There were a lot of improvements to avoid out-of-memory between 5.15 and 6.1, particularly for queries with a lot of scans that use a significant amount of memory. It looks like one of the scans was using a large chunk of the query memory:

 

    HDFS_SCAN_NODE (id=0): Total=393.15 MB Peak=393.15 MB

 

There's one specific regression that I'm aware of that affected Avro scans: https://issues.apache.org/jira/browse/IMPALA-7078. The fix is in 5.15.1 and 5.15.2. I don't know the file format but thought I'd flag that.
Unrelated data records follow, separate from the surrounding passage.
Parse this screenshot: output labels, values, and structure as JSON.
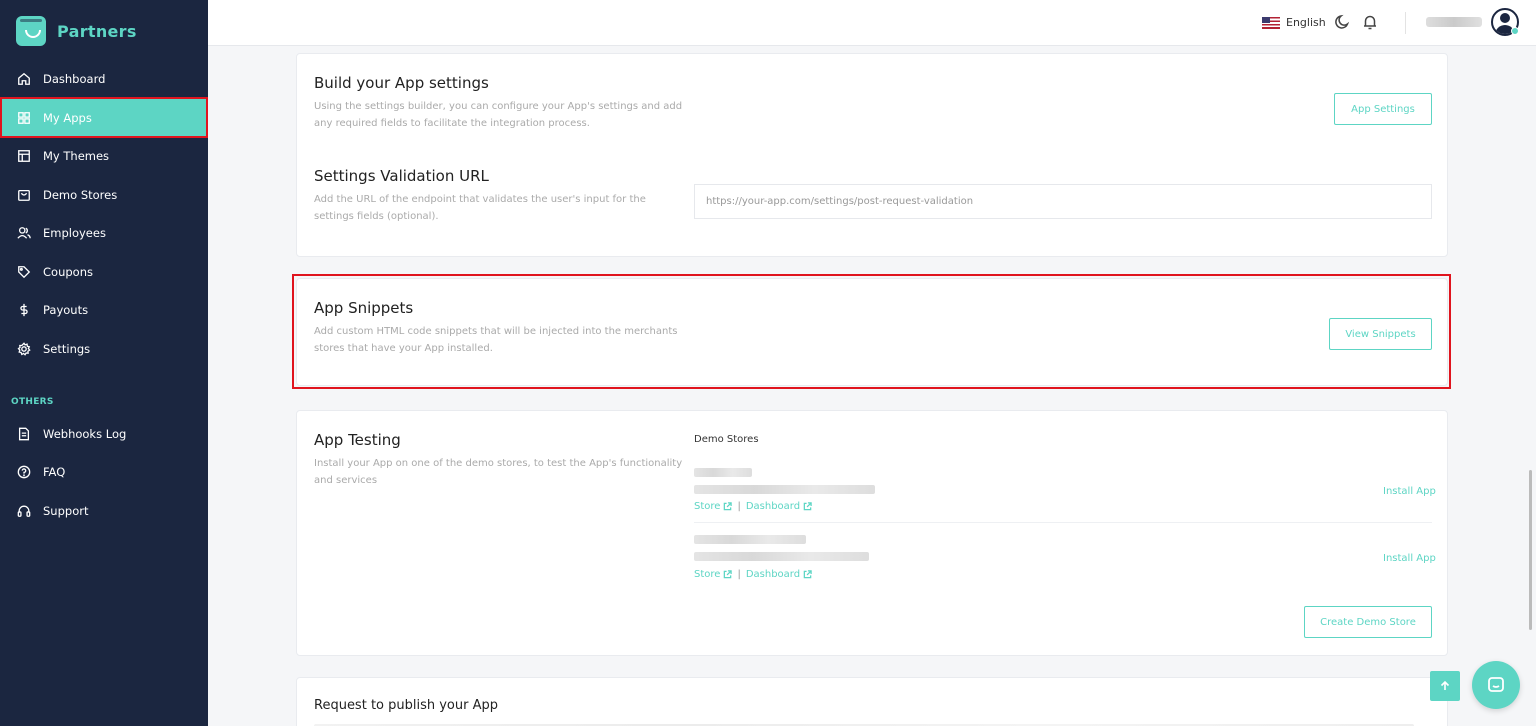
{
  "brand": {
    "name": "Partners"
  },
  "sidebar": {
    "items": [
      {
        "label": "Dashboard",
        "icon": "home-icon"
      },
      {
        "label": "My Apps",
        "icon": "grid-icon",
        "active": true
      },
      {
        "label": "My Themes",
        "icon": "layout-icon"
      },
      {
        "label": "Demo Stores",
        "icon": "store-icon"
      },
      {
        "label": "Employees",
        "icon": "users-icon"
      },
      {
        "label": "Coupons",
        "icon": "tag-icon"
      },
      {
        "label": "Payouts",
        "icon": "dollar-icon"
      },
      {
        "label": "Settings",
        "icon": "gear-icon"
      }
    ],
    "others_label": "OTHERS",
    "others": [
      {
        "label": "Webhooks Log",
        "icon": "document-icon"
      },
      {
        "label": "FAQ",
        "icon": "help-icon"
      },
      {
        "label": "Support",
        "icon": "headset-icon"
      }
    ]
  },
  "header": {
    "language": "English"
  },
  "settings_card": {
    "build_title": "Build your App settings",
    "build_desc": "Using the settings builder, you can configure your App's settings and add any required fields to facilitate the integration process.",
    "app_settings_button": "App Settings",
    "validation_title": "Settings Validation URL",
    "validation_desc": "Add the URL of the endpoint that validates the user's input for the settings fields (optional).",
    "validation_placeholder": "https://your-app.com/settings/post-request-validation"
  },
  "snippets_card": {
    "title": "App Snippets",
    "desc": "Add custom HTML code snippets that will be injected into the merchants stores that have your App installed.",
    "button": "View Snippets"
  },
  "testing_card": {
    "title": "App Testing",
    "desc": "Install your App on one of the demo stores, to test the App's functionality and services",
    "demo_stores_label": "Demo Stores",
    "stores": [
      {
        "store_link": "Store",
        "dashboard_link": "Dashboard",
        "install": "Install App"
      },
      {
        "store_link": "Store",
        "dashboard_link": "Dashboard",
        "install": "Install App"
      }
    ],
    "create_button": "Create Demo Store"
  },
  "publish_card": {
    "title": "Request to publish your App"
  },
  "colors": {
    "accent": "#5dd5c4",
    "sidebar_bg": "#1b2640",
    "highlight": "#e0141e"
  }
}
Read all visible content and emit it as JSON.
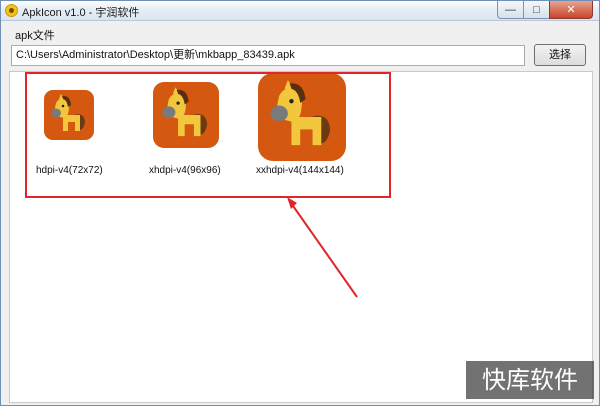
{
  "window": {
    "title": "ApkIcon v1.0 - 宇润软件",
    "controls": {
      "minimize": "—",
      "maximize": "□",
      "close": "✕"
    }
  },
  "form": {
    "apk_label": "apk文件",
    "path_value": "C:\\Users\\Administrator\\Desktop\\更新\\mkbapp_83439.apk",
    "select_button": "选择"
  },
  "icons": [
    {
      "label": "hdpi-v4(72x72)",
      "icon": "horse-app-icon"
    },
    {
      "label": "xhdpi-v4(96x96)",
      "icon": "horse-app-icon"
    },
    {
      "label": "xxhdpi-v4(144x144)",
      "icon": "horse-app-icon"
    }
  ],
  "watermark": "快库软件",
  "colors": {
    "icon_bg": "#d4580f",
    "horse_body": "#f2c63d",
    "highlight": "#e0262b"
  }
}
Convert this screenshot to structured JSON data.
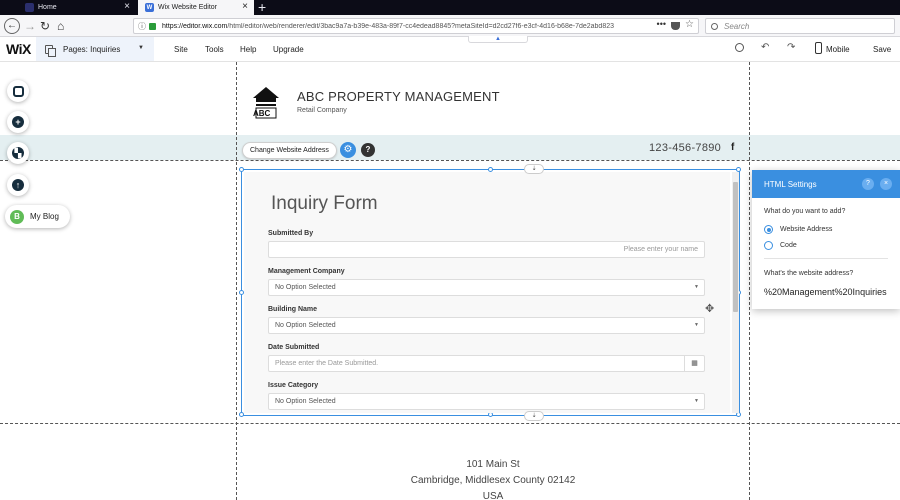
{
  "browser": {
    "tabs": [
      {
        "title": "Home"
      },
      {
        "title": "Wix Website Editor"
      }
    ],
    "new_tab": "+",
    "url_domain": "https://editor.wix.com",
    "url_rest": "/html/editor/web/renderer/edit/3bac9a7a-b39e-483a-89f7-cc4edead8845?metaSiteId=d2cd27f6-e3cf-4d16-b68e-7de2abd823",
    "url_dots": "•••",
    "search_placeholder": "Search"
  },
  "wix_toolbar": {
    "logo": "WiX",
    "pages_label": "Pages: Inquiries",
    "menu": [
      "Site",
      "Tools",
      "Help",
      "Upgrade"
    ],
    "mobile_label": "Mobile",
    "save_label": "Save"
  },
  "site": {
    "company_name": "ABC PROPERTY MANAGEMENT",
    "company_sub": "Retail Company",
    "logo_text": "ABC",
    "phone": "123-456-7890",
    "facebook_icon": "f",
    "footer_lines": [
      "101 Main St",
      "Cambridge, Middlesex County 02142",
      "USA"
    ]
  },
  "element_toolbar": {
    "change_address_label": "Change Website Address",
    "help": "?"
  },
  "form": {
    "title": "Inquiry Form",
    "fields": [
      {
        "label": "Submitted By",
        "value": "Please enter your name"
      },
      {
        "label": "Management Company",
        "value": "No Option Selected"
      },
      {
        "label": "Building Name",
        "value": "No Option Selected"
      },
      {
        "label": "Date Submitted",
        "value": "Please enter the Date Submitted."
      },
      {
        "label": "Issue Category",
        "value": "No Option Selected"
      }
    ]
  },
  "left_rail": {
    "blog_label": "My Blog"
  },
  "html_settings": {
    "title": "HTML Settings",
    "help": "?",
    "close": "×",
    "question": "What do you want to add?",
    "options": [
      {
        "label": "Website Address",
        "selected": true
      },
      {
        "label": "Code",
        "selected": false
      }
    ],
    "address_question": "What's the website address?",
    "address_value": "%20Management%20Inquiries"
  },
  "colors": {
    "accent": "#3a8fe0",
    "strip": "#e4eff1",
    "rail_icon": "#162d3d",
    "blog_green": "#60bc57"
  }
}
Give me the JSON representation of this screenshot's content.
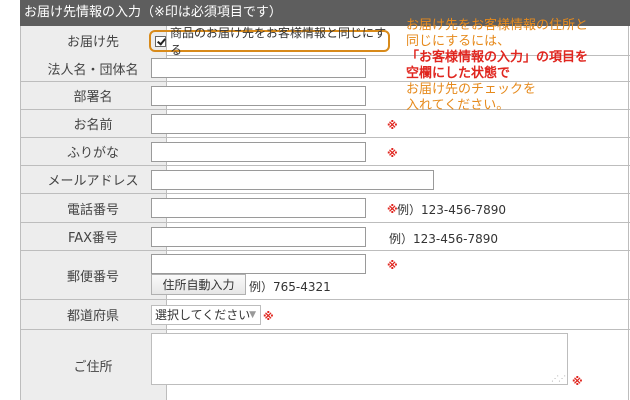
{
  "header": {
    "title": "お届け先情報の入力（※印は必須項目です）"
  },
  "required_mark": "※",
  "rows": {
    "delivery": {
      "label": "お届け先",
      "checkbox_label": "商品のお届け先をお客様情報と同じにする",
      "checked": true
    },
    "company": {
      "label": "法人名・団体名",
      "value": ""
    },
    "department": {
      "label": "部署名",
      "value": ""
    },
    "name": {
      "label": "お名前",
      "value": ""
    },
    "furigana": {
      "label": "ふりがな",
      "value": ""
    },
    "email": {
      "label": "メールアドレス",
      "value": ""
    },
    "phone": {
      "label": "電話番号",
      "value": "",
      "example": "例）123-456-7890"
    },
    "fax": {
      "label": "FAX番号",
      "value": "",
      "example": "例）123-456-7890"
    },
    "postal": {
      "label": "郵便番号",
      "value": "",
      "button_label": "住所自動入力",
      "example": "例）765-4321"
    },
    "prefecture": {
      "label": "都道府県",
      "selected": "選択してください"
    },
    "address": {
      "label": "ご住所",
      "value": ""
    }
  },
  "annotation": {
    "line1": "お届け先をお客様情報の住所と",
    "line2": "同じにするには、",
    "line3": "「お客様情報の入力」の項目を",
    "line4": "空欄にした状態で",
    "line5": "お届け先のチェックを",
    "line6": "入れてください。"
  },
  "colors": {
    "header_bg": "#5e5e5e",
    "label_bg": "#ededed",
    "required": "#e0261f",
    "annotation": "#e68a1c",
    "highlight_border": "#d88a1a"
  }
}
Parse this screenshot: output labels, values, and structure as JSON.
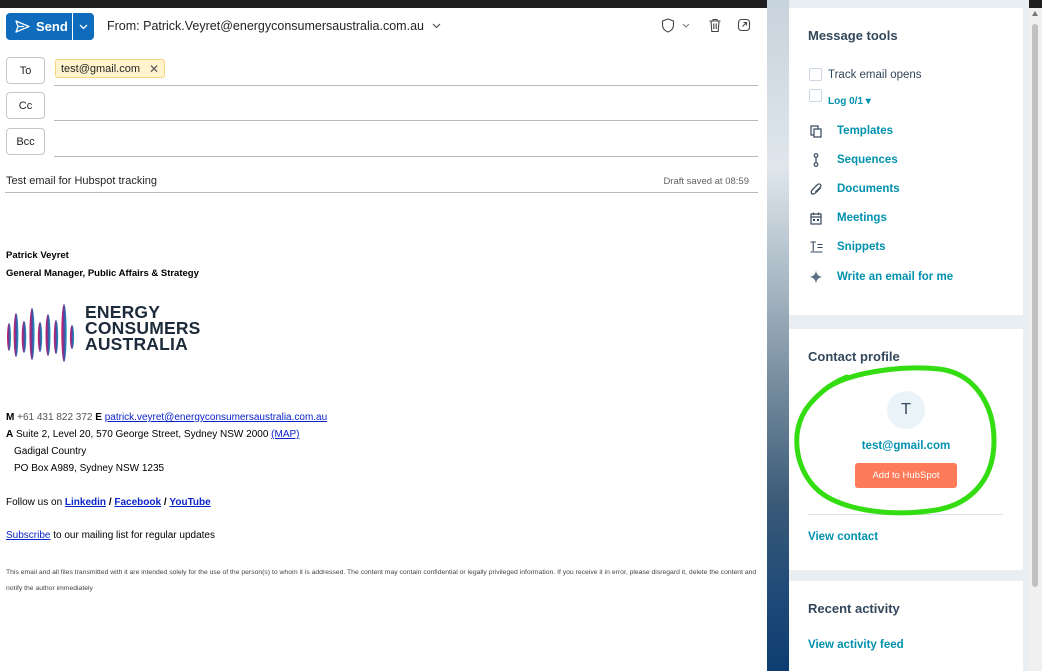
{
  "toolbar": {
    "send_label": "Send",
    "from_label": "From: Patrick.Veyret@energyconsumersaustralia.com.au"
  },
  "recipients": {
    "to_label": "To",
    "cc_label": "Cc",
    "bcc_label": "Bcc",
    "to_chips": [
      "test@gmail.com"
    ]
  },
  "subject": {
    "text": "Test email for Hubspot tracking",
    "draft_status": "Draft saved at 08:59"
  },
  "signature": {
    "name": "Patrick Veyret",
    "role": "General Manager, Public Affairs & Strategy",
    "logo_lines": [
      "ENERGY",
      "CONSUMERS",
      "AUSTRALIA"
    ],
    "phone_prefix": "M",
    "phone": "+61 431 822 372",
    "email_prefix": "E",
    "email": "patrick.veyret@energyconsumersaustralia.com.au",
    "address_prefix": "A",
    "address": "Suite 2, Level 20, 570 George Street, Sydney NSW 2000",
    "map_link": "(MAP)",
    "country": "Gadigal Country",
    "po_box": "PO Box A989, Sydney NSW 1235",
    "follow_text": "Follow us on",
    "social": [
      "Linkedin",
      "Facebook",
      "YouTube"
    ],
    "social_sep": "/",
    "subscribe_link": "Subscribe",
    "subscribe_text": "to our mailing list for regular updates",
    "disclaimer": "This email and all files transmitted with it are intended solely for the use of the person(s) to whom it is addressed. The content may contain confidential or legally privileged information. If you receive it in error, please disregard it, delete the content and notify the author immediately"
  },
  "message_tools": {
    "title": "Message tools",
    "track_label": "Track email opens",
    "log_label": "Log 0/1 ▾",
    "items": [
      {
        "label": "Templates",
        "icon": "templates-icon"
      },
      {
        "label": "Sequences",
        "icon": "sequences-icon"
      },
      {
        "label": "Documents",
        "icon": "paperclip-icon"
      },
      {
        "label": "Meetings",
        "icon": "calendar-icon"
      },
      {
        "label": "Snippets",
        "icon": "snippets-icon"
      },
      {
        "label": "Write an email for me",
        "icon": "sparkle-icon"
      }
    ]
  },
  "contact_profile": {
    "title": "Contact profile",
    "avatar_initial": "T",
    "email": "test@gmail.com",
    "add_button": "Add to HubSpot",
    "view_contact": "View contact"
  },
  "recent_activity": {
    "title": "Recent activity",
    "view_feed": "View activity feed"
  },
  "colors": {
    "send_blue": "#0f6cbd",
    "hubspot_teal": "#0091ae",
    "hubspot_orange": "#ff7a59",
    "annotation_green": "#33dd11",
    "chip_yellow": "#fff4ce"
  }
}
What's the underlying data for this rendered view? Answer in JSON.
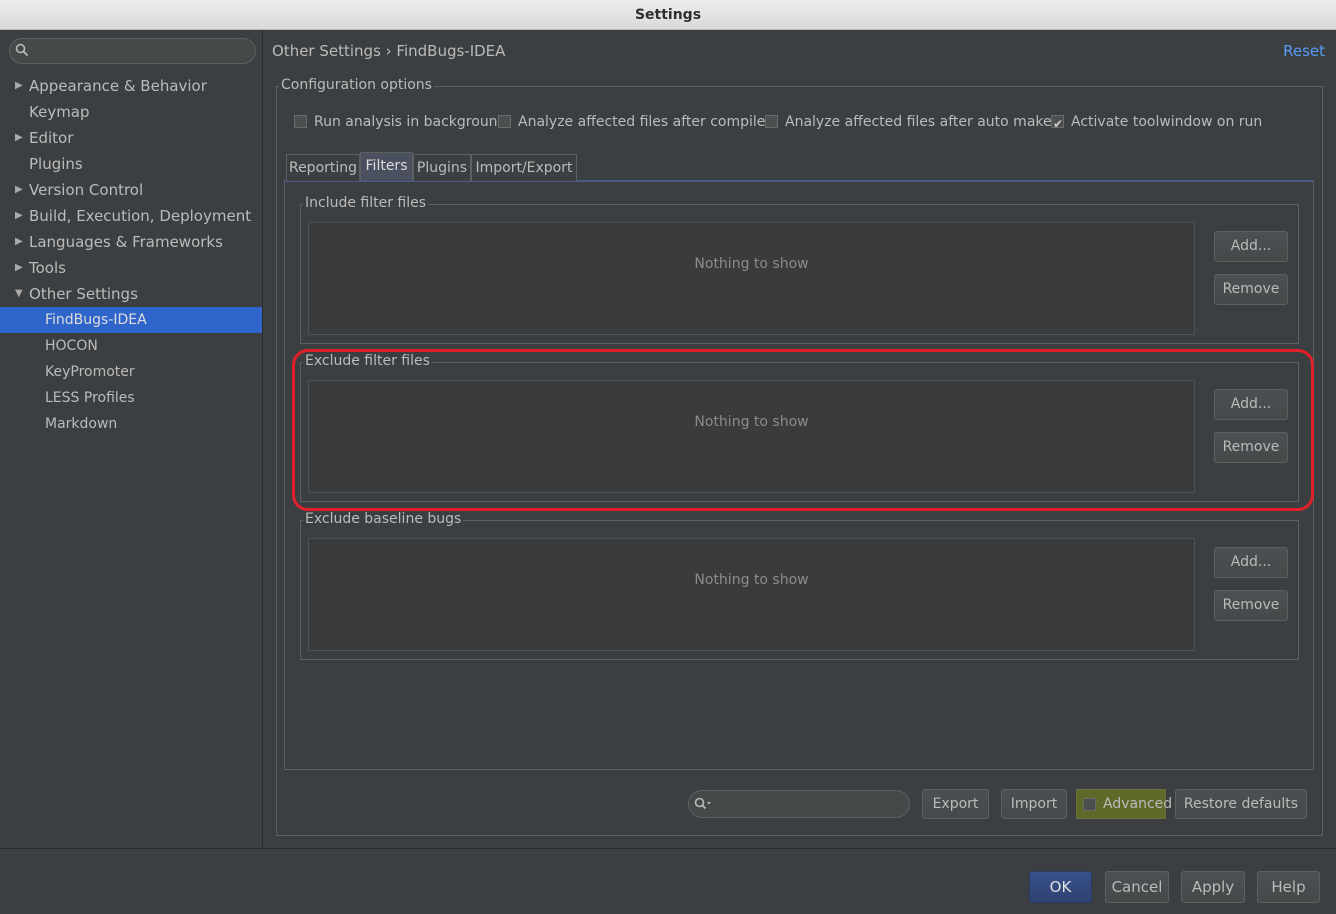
{
  "window": {
    "title": "Settings"
  },
  "search": {
    "placeholder": "",
    "value": ""
  },
  "sidebar": {
    "items": [
      {
        "label": "Appearance & Behavior",
        "expandable": true,
        "expanded": false
      },
      {
        "label": "Keymap",
        "expandable": false
      },
      {
        "label": "Editor",
        "expandable": true,
        "expanded": false
      },
      {
        "label": "Plugins",
        "expandable": false
      },
      {
        "label": "Version Control",
        "expandable": true,
        "expanded": false
      },
      {
        "label": "Build, Execution, Deployment",
        "expandable": true,
        "expanded": false
      },
      {
        "label": "Languages & Frameworks",
        "expandable": true,
        "expanded": false
      },
      {
        "label": "Tools",
        "expandable": true,
        "expanded": false
      },
      {
        "label": "Other Settings",
        "expandable": true,
        "expanded": true
      }
    ],
    "children": [
      {
        "label": "FindBugs-IDEA",
        "selected": true
      },
      {
        "label": "HOCON"
      },
      {
        "label": "KeyPromoter"
      },
      {
        "label": "LESS Profiles"
      },
      {
        "label": "Markdown"
      }
    ]
  },
  "header": {
    "breadcrumb": "Other Settings › FindBugs-IDEA",
    "reset_label": "Reset"
  },
  "config": {
    "title": "Configuration options",
    "checkboxes": [
      {
        "label": "Run analysis in background",
        "checked": false
      },
      {
        "label": "Analyze affected files after compile",
        "checked": false
      },
      {
        "label": "Analyze affected files after auto make",
        "checked": false
      },
      {
        "label": "Activate toolwindow on run",
        "checked": true
      }
    ]
  },
  "tabs": [
    {
      "label": "Reporting",
      "active": false
    },
    {
      "label": "Filters",
      "active": true
    },
    {
      "label": "Plugins",
      "active": false
    },
    {
      "label": "Import/Export",
      "active": false
    }
  ],
  "filters": {
    "include": {
      "title": "Include filter files",
      "empty": "Nothing to show",
      "add": "Add...",
      "remove": "Remove"
    },
    "exclude": {
      "title": "Exclude filter files",
      "empty": "Nothing to show",
      "add": "Add...",
      "remove": "Remove"
    },
    "baseline": {
      "title": "Exclude baseline bugs",
      "empty": "Nothing to show",
      "add": "Add...",
      "remove": "Remove"
    }
  },
  "bottom_bar": {
    "search_placeholder": "",
    "export_label": "Export",
    "import_label": "Import",
    "advanced_label": "Advanced",
    "advanced_checked": false,
    "restore_label": "Restore defaults"
  },
  "footer": {
    "ok_label": "OK",
    "cancel_label": "Cancel",
    "apply_label": "Apply",
    "help_label": "Help"
  },
  "colors": {
    "background": "#3c3f41",
    "selection": "#2f65ca",
    "link": "#589df6",
    "highlight": "#e0202b",
    "advanced": "#5e6a2a"
  }
}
The IMPALA-7078 fix actually had a few tweaks that would benefit all file formats too.

 

So I'd suggest:

  • Give the queries a bit more memory - in practice we've seen 2GB be a lot better with a wider variety of queries in CDH5.x. 1GB is a bit squeezy for a query with 49 operators.
  • Pick up the 5.15.2 or 5.16.2 maintenance releases to get the fix for IMPALA-7078 - that may be enough to solve the problem.
  • Look at CDH6.1, it does address a bunch of issues in this area more systematically - it moves the scan operations to use a much more robust memory throttling/reservation system (I spent a bunch of time last year working on problems in this general area).

1 GB might just not be enough to run a query with that many operators on the version of Impala that you're running.